Eu não sabia, mas naquele final de semana acontecia em Nova York um jantar especialíssimo oferecido por Novak Djokovic, um tenista mundialmente conhecido, para angariar doações para a fundação educacional que levava seu nome. O jantar reuniu empresários, atores, cantores, modelos e nomes importantes da política mundial. Somente quando cheguei na revista, na segunda-feira, fiquei sabendo que estavam fazendo uma matéria para falar do concorrido jantar. Anna, a editora de moda, selecionava as fotos que encabeçariam a matéria quando eu me aproximei de sua mesa para pergunta-lhe alguns detalhes sobre a matéria. Com os dedos no teclado e pouca atenção no que eu perguntava, ela analisava as fotos uma por uma com a intenção de retirar alguns registros dos que já tinham sido selecionados. Na tela eu vi Naomi Campbell e seu vestido bordô deslumbrante. Uma fenda gigante deixava sua perna especialmente brilhante à mostra. “Essa mulher manda no mundo” eu brinquei. Anna se divertiu e passou para a próxima. Mario Testino, um dos maiores nomes da fotografia de moda, abraçava a supermodelo Kate Moss. “Definitivamente dentro” eu optei e ela concordou comigo dizendo que não poderia ignorá-los. Ela apertou ruidosamente um botão no teclado e a próxima foto fez meu corpo tremer. Vincenzo abraçava uma mulher inegavelmente bonita, mas inacreditavelmente magra. A mão dele apertava a cintura quase inexistente da moça de pele e cabelos negros. O braço dela pousava elegantemente sobre o ombro do homem e o sorriso de ambos eram tão bonitos que me causava uma inveja fora do normal. Anna entendeu que eu não os conhecia pelo meu silêncio. Não sabia ela que eu estava petrificado. “Vincenzo e Gabriela” ela disse sem olhar para mim. “Ele é um empresário filho de italianos e nasceu no Brasil, ela é uma modelo brasileira e seu nome está tomando uma proporção estelar.” Eu murmurei e apertei a quina da mesa com força demais. Os tendões dos meus dedos estavam saltados e pareciam querer estourar. Liz, a designer, se aproximou e falou sobre meu ombro, piorando o que já era desastroso:

- Ah, o casalzinho da próxima matéria. Vamos entrevistá-lo amanhã no hotel Milano. Você vem com a gente, Caio. Acho que ele nunca foi entrevistado. Seremos os primeiros.

Eu soltei o ar que prendia e minha respiração saiu pesada demais, fazendo as duas olharem para mim. Elas não entendiam absolutamente do que estava acontecendo. Eu soltei a quina da mesa e me afastei, ainda calado.

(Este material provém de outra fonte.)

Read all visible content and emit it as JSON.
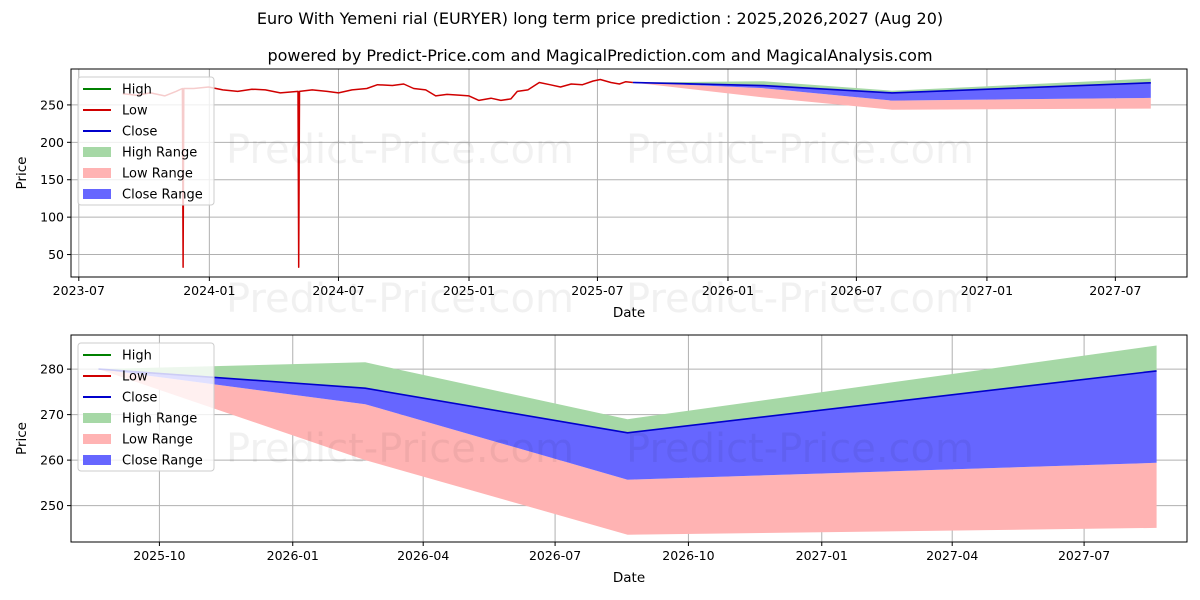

Eu posso jurar que guardava eu meu rosto uma expressão raivosa demais.

- Está tudo bem? – Anna levantou e tocou meu pulso direito com seus dedos delicados.

- Ah, sim... Sim... Está! – Eu disse fingindo um sorriso que me causava tanta dor quanto a foto ou as informações de Liz.

- Você pareceu...

- Estou ótimo. – Eu interrompi grosseiramente a fala de Liz. – Vou indo. Há coisas para fazer.

Saí da sala como se alguém estivesse pelo fio da morte e precisasse desesperadamente de minha ajuda. Acontece que eu estava sob o tal fio da morte. Eu estava completamente perdido e o motivo era insano. Eu sofria com uma instabilidade emocional causada pelo surgimento de um sentimento complexo por um homem importante do mundo hoteleiro e estava enlouquecendo com uma aparição pública desse mesmo homem. O que estava acontecendo com minha vida?

Atravessei o corredor com pressa olhando para o chão, evitando mirar os olhos de alguém e entregar o quanto eu estava maluco naquele momento. Vi os pés de Matias na minha frente e evitei o encontro de nossos corpos, ainda sem olhar para cima. Continuei caminhando em passos largos até chegar no lado de fora do escritório. Respirei o ar não tão puro assim, porém mais fresco e o deixei oxigenar meu cérebro. Continuei ali por longos minutos até sentir que não surtaria ou teria qualquer reação exagerada. Ao entrar avisei ao meu chefe que não estava me sentindo tão bem. Ele me liberou e ofereceu uma carona até o hospital, se precisasse. Eu disse estar sob uma exaustão causada por uma viagem fictícia no final de semana e precisava cuidar da minha imunidade ou ficaria ainda pior.

Deixei o complexo de prédios em tempo recorde e logo estava dentro de uma condução, indo para casa. Meus pensamentos estavam distantes e ao mesmo tempo próximo demais. Se a entrevista seria na terça, então ele já estava na cidade, em sua casa ou no hotel e provavelmente nos braços da mulher que transbordava beleza. Olhei para minhas mãos finas demais e meu corpo estranho e ri de mim mesmo. É claro que ele não me escolheria se eu fosse uma opção. Estávamos falando de uma vida que não me pertencia. Ele vivendo nos mais altos patamares, eu afundando em minha normalidade entediante. Me peguei com mais raiva de mim mesmo do que tristeza, fazendo reinar a minha instabilidade emocional. Somente ali, numa condução abafada, entendi que eu realmente esperava alguma coisa todos aqueles meses. Inconscientemente eu estava me sabotando e me fazendo acreditar que ele voltaria, seguraria minha mão ou tocaria qualquer outra parte do meu corpo e diria querer ficar. Eu novamente quase ri de mim mesmo.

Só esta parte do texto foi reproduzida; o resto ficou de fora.